Although the European Union had initially lagged behind in vaccinations, it overtook the United States this summer. As of last week, about 60 percent of the 27-nation bloc was fully vaccinated, compared to 53 percent in the United States, where pockets of anti-vaccination sentiment have helped slow early success.
"The issue had been rising among public opinion in Europe, and European leaders were increasingly under pressure to impose reciprocity on Americans," said Benjamin Haddad, senior director of the Europe Center at the Atlantic Council.
Monday's announcement appeared to mark an abrupt U-turn in thinking from the Biden administration. Last week, citing the spread of the delta variant, Zients told a meeting with representatives from the U.S. travel industry that the administration was "maintaining the existing travel restrictions at this point," and the White House stated there was no imminent policy change.
It is unclear if heightened political tensions in the U.S.-EU relationship ultimately pushed the United States to drop the ban.
Secretary of State Antony Blinken had a long discussion about the travel ban on Friday with the French ambassador to Washington, Philippe Etienne, just before Etienne was ordered to return to Paris due to France's anger over a U.S.-UK-Australia submarine deal, said a senior State Department official familiar with the matter.

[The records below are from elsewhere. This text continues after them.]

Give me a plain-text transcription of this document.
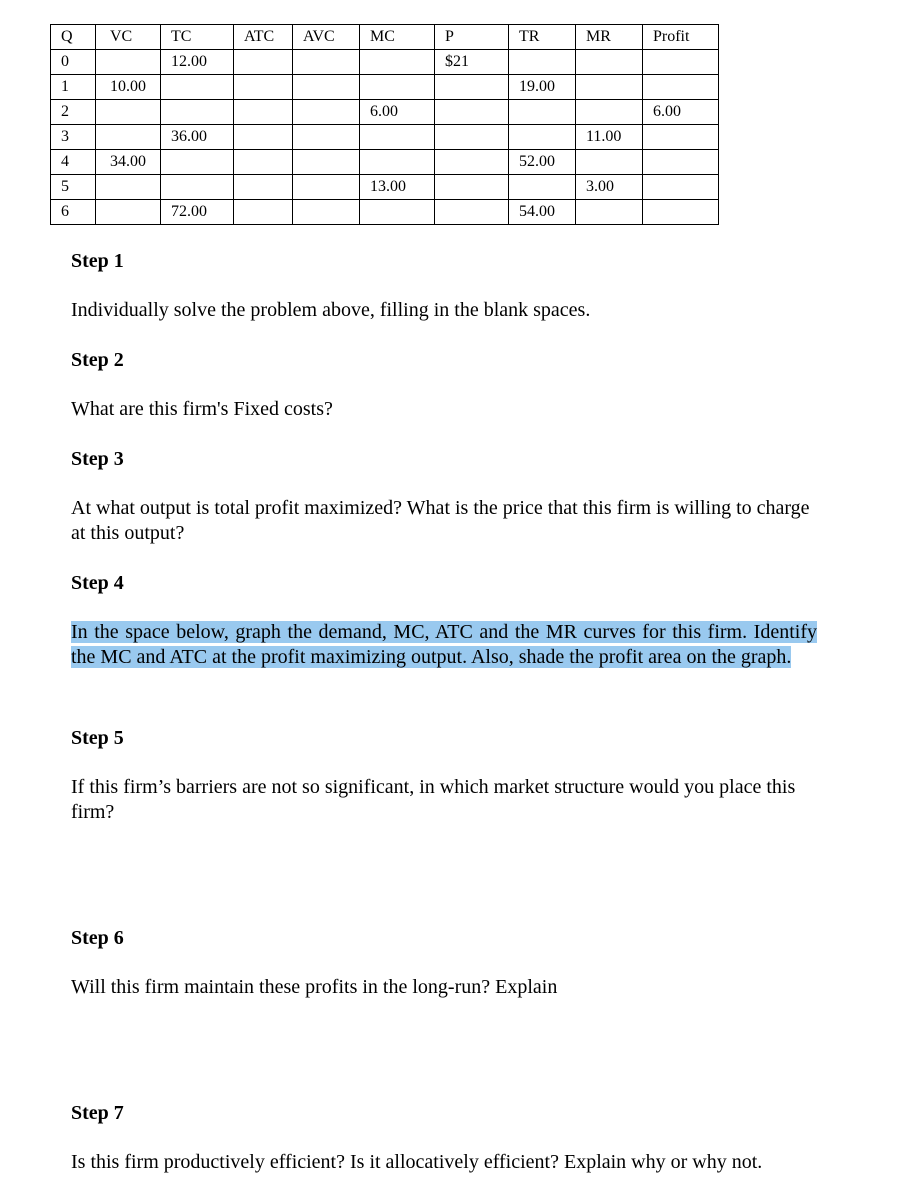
Q	VC	TC	ATC	AVC	MC	P	TR	MR	Profit
0		12.00				$21			
1	10.00						19.00		
2					6.00				6.00
3		36.00						11.00	
4	34.00						52.00		
5					13.00			3.00	
6		72.00					54.00		
Step 1

Individually solve the problem above, filling in the blank spaces.

Step 2

What are this firm's Fixed costs?

Step 3

At what output is total profit maximized? What is the price that this firm is willing to charge at this output?

Step 4

In the space below, graph the demand, MC, ATC and the MR curves for this firm. Identify the MC and ATC at the profit maximizing output. Also, shade the profit area on the graph.

Step 5

If this firm’s barriers are not so significant, in which market structure would you place this firm?

Step 6

Will this firm maintain these profits in the long-run? Explain

Step 7

Is this firm productively efficient? Is it allocatively efficient? Explain why or why not.
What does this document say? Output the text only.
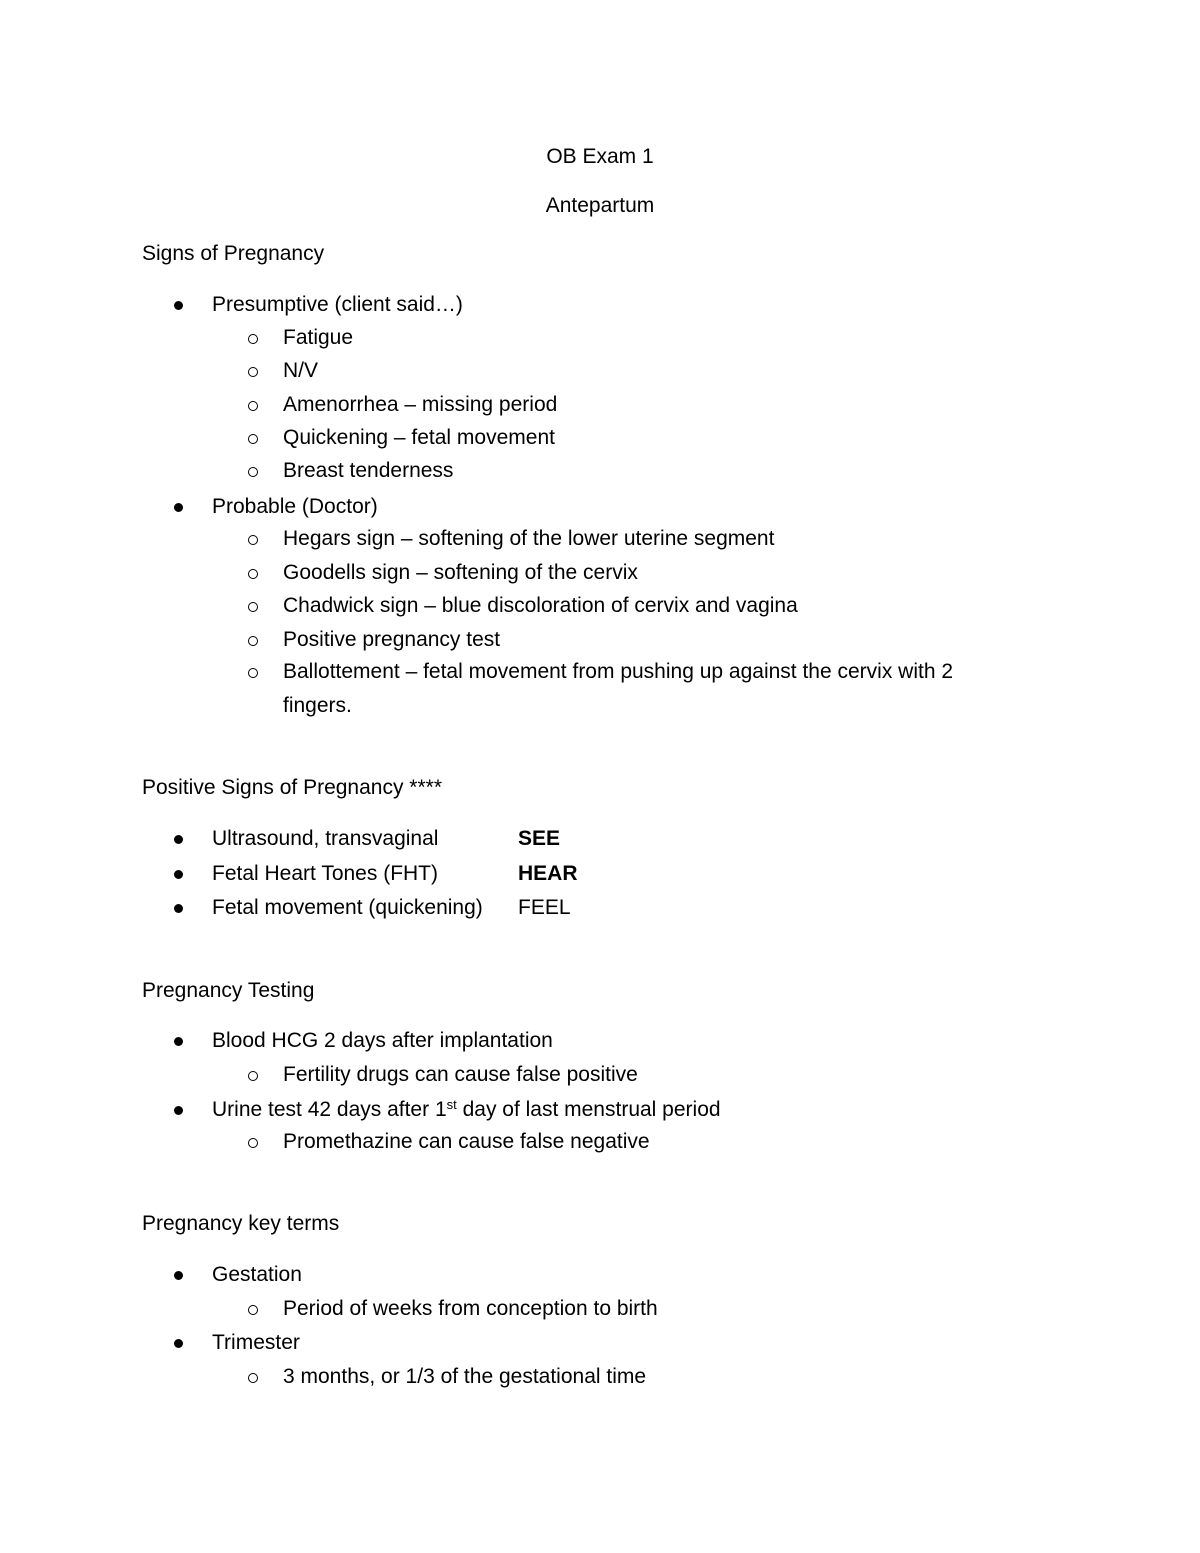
OB Exam 1
Antepartum
Signs of Pregnancy
Presumptive (client said…)
Fatigue
N/V
Amenorrhea – missing period
Quickening – fetal movement
Breast tenderness
Probable (Doctor)
Hegars sign – softening of the lower uterine segment
Goodells sign – softening of the cervix
Chadwick sign – blue discoloration of cervix and vagina
Positive pregnancy test
Ballottement – fetal movement from pushing up against the cervix with 2
fingers.
Positive Signs of Pregnancy ****
Ultrasound, transvaginal	SEE
Fetal Heart Tones (FHT)	HEAR
Fetal movement (quickening) FEEL
Pregnancy Testing
Blood HCG 2 days after implantation
Fertility drugs can cause false positive
Urine test 42 days after 1st day of last menstrual period
Promethazine can cause false negative
Pregnancy key terms
Gestation
Period of weeks from conception to birth
Trimester
3 months, or 1/3 of the gestational time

When asked if the decision to lift the ban was aimed at restoring relations with Europe after recent such setbacks, Erica Barks-Ruggles, a State Department official at the Bureau of International Organizations, said the decision was "driven by the science."
Some details of the new rules may also need to be ironed out. It is not yet clear if vaccines that have not been authorized in the United States, such as the Oxford-AstraZeneca shot or vaccines made by China and Russia, will be accepted.

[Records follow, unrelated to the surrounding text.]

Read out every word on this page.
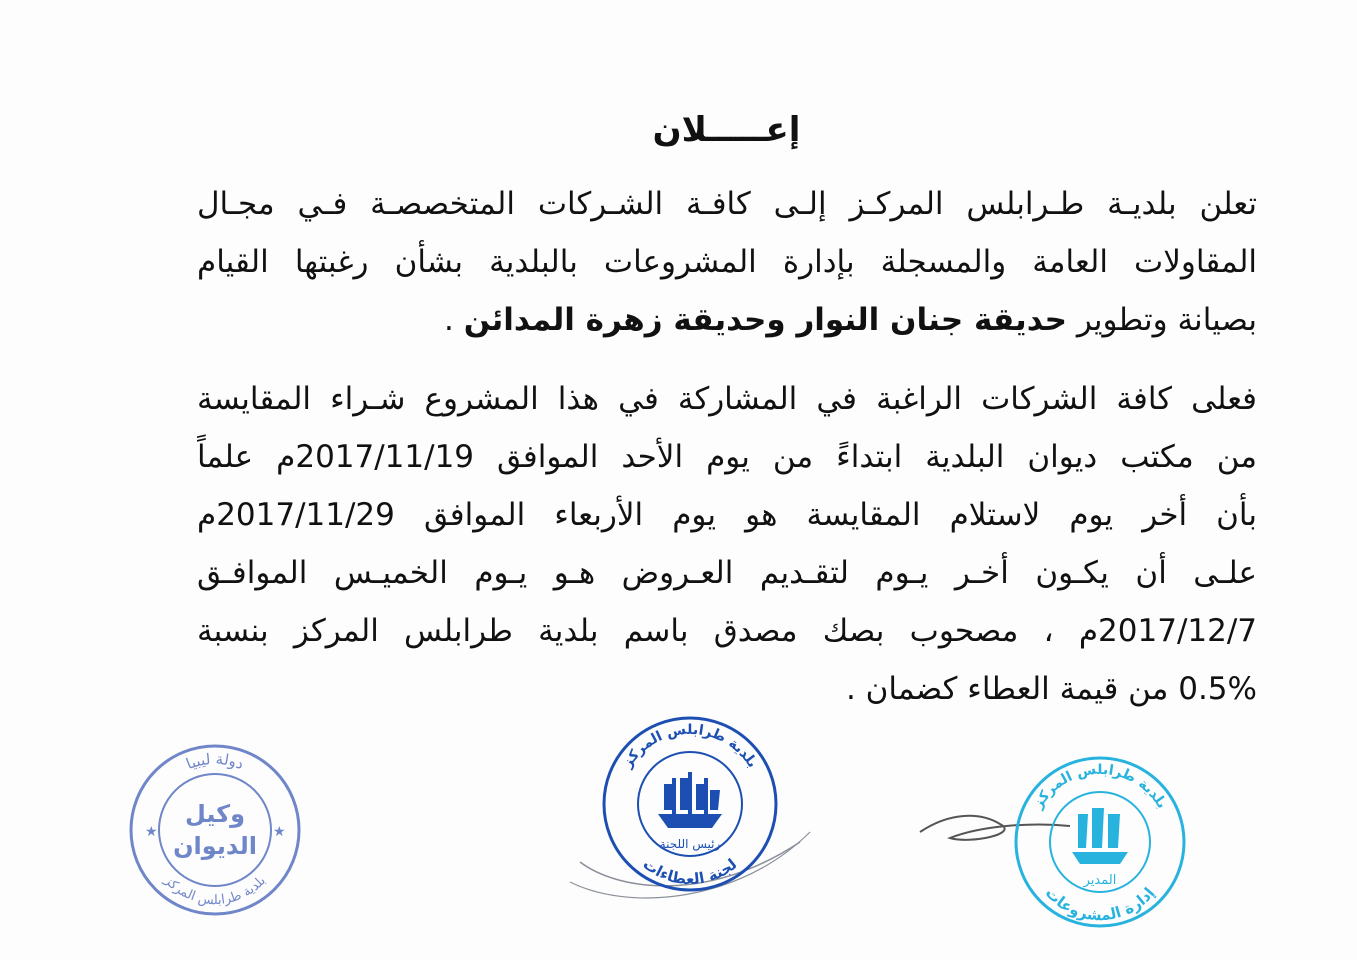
إعـــــلان
تعلن بلديـة طـرابلس المركـز إلـى كافـة الشـركات المتخصصـة فـي مجـال
المقاولات العامة والمسجلة بإدارة المشروعات بالبلدية بشأن رغبتها القيام
بصيانة وتطوير حديقة جنان النوار وحديقة زهرة المدائن .
فعلى كافة الشركات الراغبة في المشاركة في هذا المشروع شـراء المقايسة
من مكتب ديوان البلدية ابتداءً من يوم الأحد الموافق 2017/11/19م علماً
بأن أخر يوم لاستلام المقايسة هو يوم الأربعاء الموافق 2017/11/29م
علـى أن يكـون أخـر يـوم لتقـديم العـروض هـو يـوم الخميـس الموافـق
2017/12/7م ، مصحوب بصك مصدق باسم بلدية طرابلس المركز بنسبة
0.5% من قيمة العطاء كضمان .
دولة ليبيا
بلدية طرابلس المركز
وكيل
الديوان
★	★
بلدية طرابلس المركز
لجنة العطاءات
رئيس اللجنة
بلدية طرابلس المركز
إدارة المشروعات
المدير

Under the new rules, vaccinated travelers to the United States will have to test negative for the virus within three days before departure. The new policy also requires that airlines collect passenger information, including a phone number and email, to improve contact-tracing efforts.
Federal health officials sought to impose such a requirement early in the pandemic, but the effort stalled. In February, seven U.S. carriers announced they would collect passenger information from international travelers on U.S.-bound flights. However, it was up to individuals to voluntarily provide the information. Under the White House's new policy, international travelers will be required to provide their details.

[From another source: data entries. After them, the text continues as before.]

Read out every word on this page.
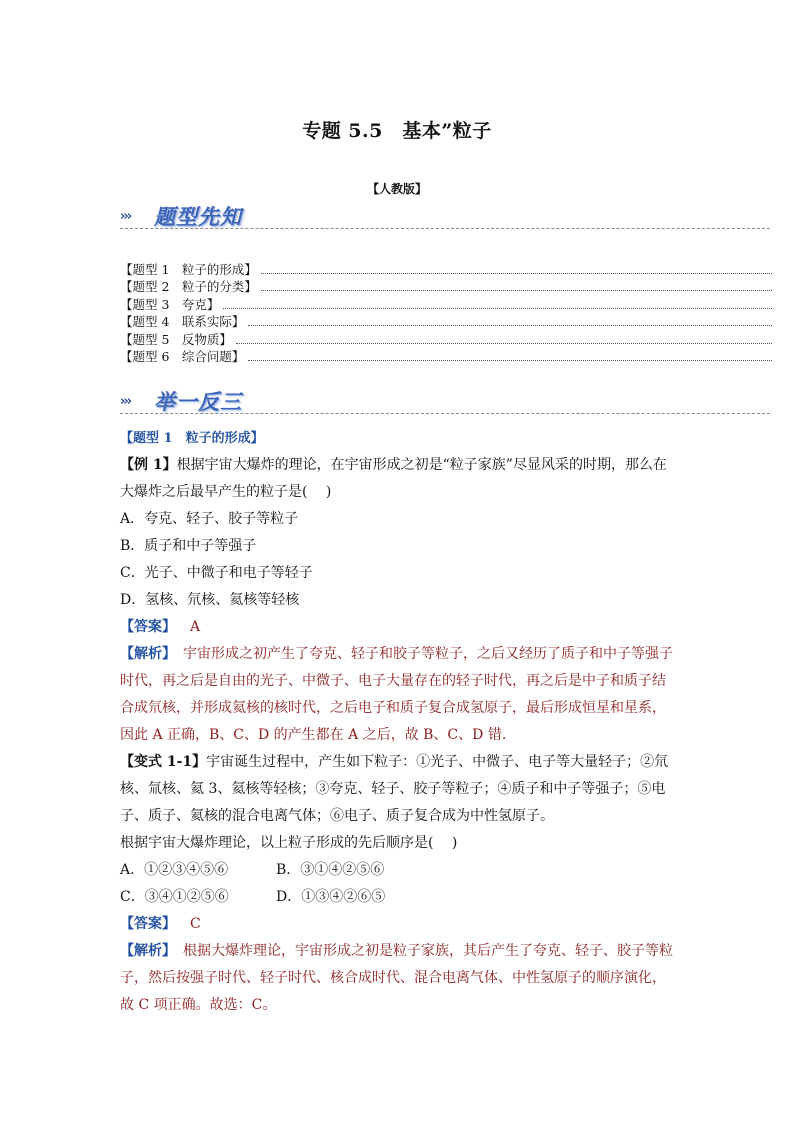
专题 5.5　基本”粒子
【人教版】
››› 题型先知
【题型 1　粒子的形成】
【题型 2　粒子的分类】
【题型 3　夸克】
【题型 4　联系实际】
【题型 5　反物质】
【题型 6　综合问题】
››› 举一反三

【题型 1　粒子的形成】

【例 1】根据宇宙大爆炸的理论，在宇宙形成之初是“粒子家族”尽显风采的时期，那么在大爆炸之后最早产生的粒子是(　 )

A．夸克、轻子、胶子等粒子

B．质子和中子等强子

C．光子、中微子和电子等轻子

D．氢核、氘核、氦核等轻核

【答案】 A

【解析】　宇宙形成之初产生了夸克、轻子和胶子等粒子，之后又经历了质子和中子等强子时代，再之后是自由的光子、中微子、电子大量存在的轻子时代，再之后是中子和质子结合成氘核，并形成氦核的核时代，之后电子和质子复合成氢原子，最后形成恒星和星系，因此 A 正确，B、C、D 的产生都在 A 之后，故 B、C、D 错．

【变式 1-1】宇宙诞生过程中，产生如下粒子：①光子、中微子、电子等大量轻子；②氘核、氚核、氦 3、氦核等轻核；③夸克、轻子、胶子等粒子；④质子和中子等强子；⑤电子、质子、氦核的混合电离气体；⑥电子、质子复合成为中性氢原子。

根据宇宙大爆炸理论，以上粒子形成的先后顺序是(　 )

A．①②③④⑤⑥	B．③①④②⑤⑥
C．③④①②⑤⑥	D．①③④②⑥⑤

【答案】 C

【解析】　根据大爆炸理论，宇宙形成之初是粒子家族，其后产生了夸克、轻子、胶子等粒子，然后按强子时代、轻子时代、核合成时代、混合电离气体、中性氢原子的顺序演化，故 C 项正确。故选：C。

However the decision came about, many across the Atlantic welcomed it.
British Prime Minister Boris Johnson, who is set to meet Biden at the White House on Tuesday, tweeted he was "delighted" with the news. British newspapers had reported Monday morning that he planned to press the issue with his U.S. counterpart.
The prime minister said it was a "fantastic boost for business and trade, and great that family and friends on both sides of the pond can be reunited once again."
Ylva Johansson, the E.U.'s commissioner for home affairs, said she "welcomes" the decision. Margaritis Schinas, the E.U. Commission's vice president for promoting the European way of life, called the new policy "sound and long-awaited."
"When I met my US counterparts in July in Lisbon I told them that mobility cannot be reserved for the elite alone," he wrote on Twitter. "People need to travel not only officials. Europe the most vaccinated continent in the world."
The change will mean a big boost to the tourism industry. Sara Nelson, international president of the Association of Flight Attendants-CWA, said it will ensure that international travel can resume in a manner that will keep people safe and protect jobs.
"We applaud the Biden administration for announcing plans to reunite families and open travel with strict procedures to ensure transportation doesn't aid in the spread of the virus," Nelson said. "International travel is essential to the stability of our jobs and the full recovery of the U.S. airline industry, but recovery is only possible if we remain focused first on safety and health."